If you open up the contract folder, you'll see a sub-folder called contracts. In there, you'll see the smart contract we're using in this example, called Base_ERC721.sol.

This is a pretty standard NFT minting contract. It's not a full implementation. There would be project-specific functions and requirements to make it complete, but it highlights the allowlist minting functionality.

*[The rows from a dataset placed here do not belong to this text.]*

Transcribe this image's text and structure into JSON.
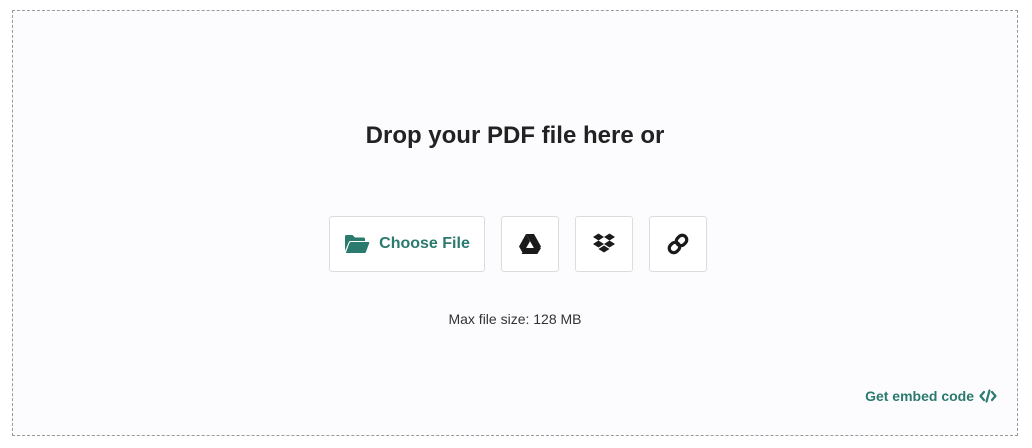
{
  "dropzone": {
    "headline": "Drop your PDF file here or",
    "max_file_size": "Max file size: 128 MB",
    "embed_label": "Get embed code"
  },
  "buttons": {
    "choose_file": "Choose File",
    "choose_file_icon": "folder-open-icon",
    "google_drive_icon": "google-drive-icon",
    "dropbox_icon": "dropbox-icon",
    "link_icon": "link-icon",
    "embed_icon": "code-icon"
  },
  "colors": {
    "accent": "#2a7a6e",
    "text": "#222222",
    "border": "#dcdcdc",
    "background": "#fcfcfe"
  }
}
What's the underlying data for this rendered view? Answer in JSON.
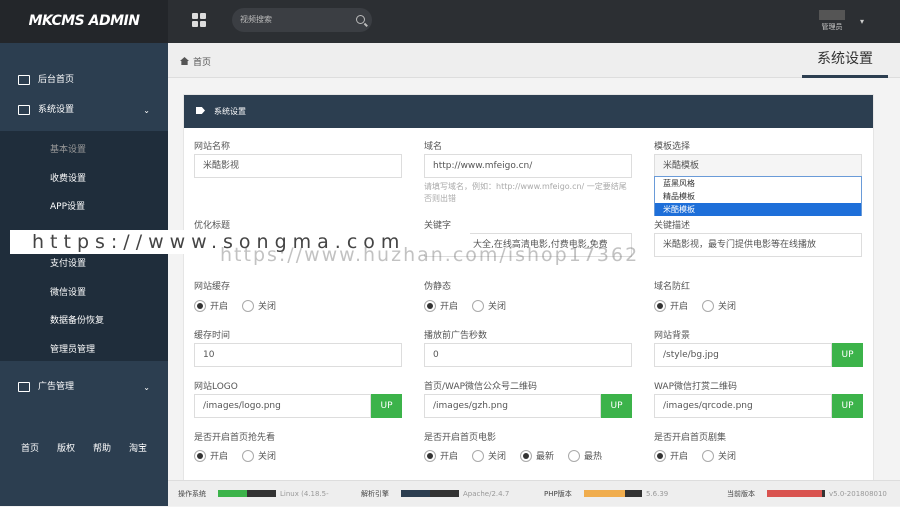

The first thing to note is we're using the EIP-712 standard via a contract imported from OpenZeppelin. You can see that with this line:

import "@openzeppelin/contracts/utils/cryptography/draft-EIP712.sol";

Next, we are extending the ERC-721 contract and specifying use of EIP-712 here:

contract BASEERC721 is ERC721Enumerable, Ownable, EIP712("AllowList", "1.0") {
  ...

A little further down in the contract, we create a struct that defines the allowlist data model. It's simple because we are only looking at the wallet address that should be on the allowlist:

struct AllowList {
  address allow;
}

We're going to focus in now on the mintAllowList function and the _verifySignature function. Our mintAllowList function starts off similar to a normal NFT minting function except it includes the required signature argument and dataToVerify argument. We do a couple of normal checks before we get to a check that verifies the signature itself. This is where the magic happens.

The _verifySignature function is called. It takes in the data model and the signature.

function _verifySignature(
  AllowList memory dataToVerify,
  bytes memory signature
) internal view returns (bool) {
  bytes32 digest = _hashTypedDataV4(
      keccak256(
          abi.encode(
              keccak256("AllowList(address allow)"),
              dataToVerify.allow
          )
      )
  );

  require(keccak256(bytes(signature)) != keccak256(bytes(PREVIOUS_SIGNATURE)), "Invalid nonce");
  require(msg.sender == dataToVerify.allow, "Not on allow list");

  address signerAddress = ECDSA.recover(digest, signature);

  require(CONTRACT_OWNER == signerAddress, "Invalid signature");

  return true;
}

Using the EIP-712 contract imported through the OpenZeppelin library, we're able to create a digest representing the data that was originally signed. We can then recover the signing address and compare it to the expected address. In our simplified example, we expect the signer to be the same address as the contract deployer, but you can, of course, extend this much further.

To help avoid replay attacks, we also compare the current signature to a variable called PREVIOUS_SIGNATURE. If the signature is the same, we reject the entire call because a signature can only be used once.

Back to our mintAllowList function, if the signature is verified, we allow the minting to happen. When that's complete, we update the PREVIOUS_SIGNATURE variable. This is, as with many things in this demo, a simplified replay attack prevention model. This can and probably should be extended to support your own use cases.

Caveats and Conclusion

In a perfect world, we would not be issuing credentials to a delegated subject DID. In our example, we could have just as easily have issued to the user's wallet address, but we wanted to highlight the DID functionality as best as possible.

It is possible today for the user to manage their own DID and keys, but the tricky part comes, as mentioned earlier in this post, when interacting with crypto wallets. Signing a transaction is not the same as signing a JWT. The keys used are different, the signatures are different, and the flow is different. Until these things become unified and more seamless, this demo helps illustrate how Verite can be used today to enforce allowlist restrictions for an NFT minting project.

Hopefully, this sparks some creativity. Hopefully, it inspires some people to go and build even more creative solutions that leverage verifiable credentials and Verite.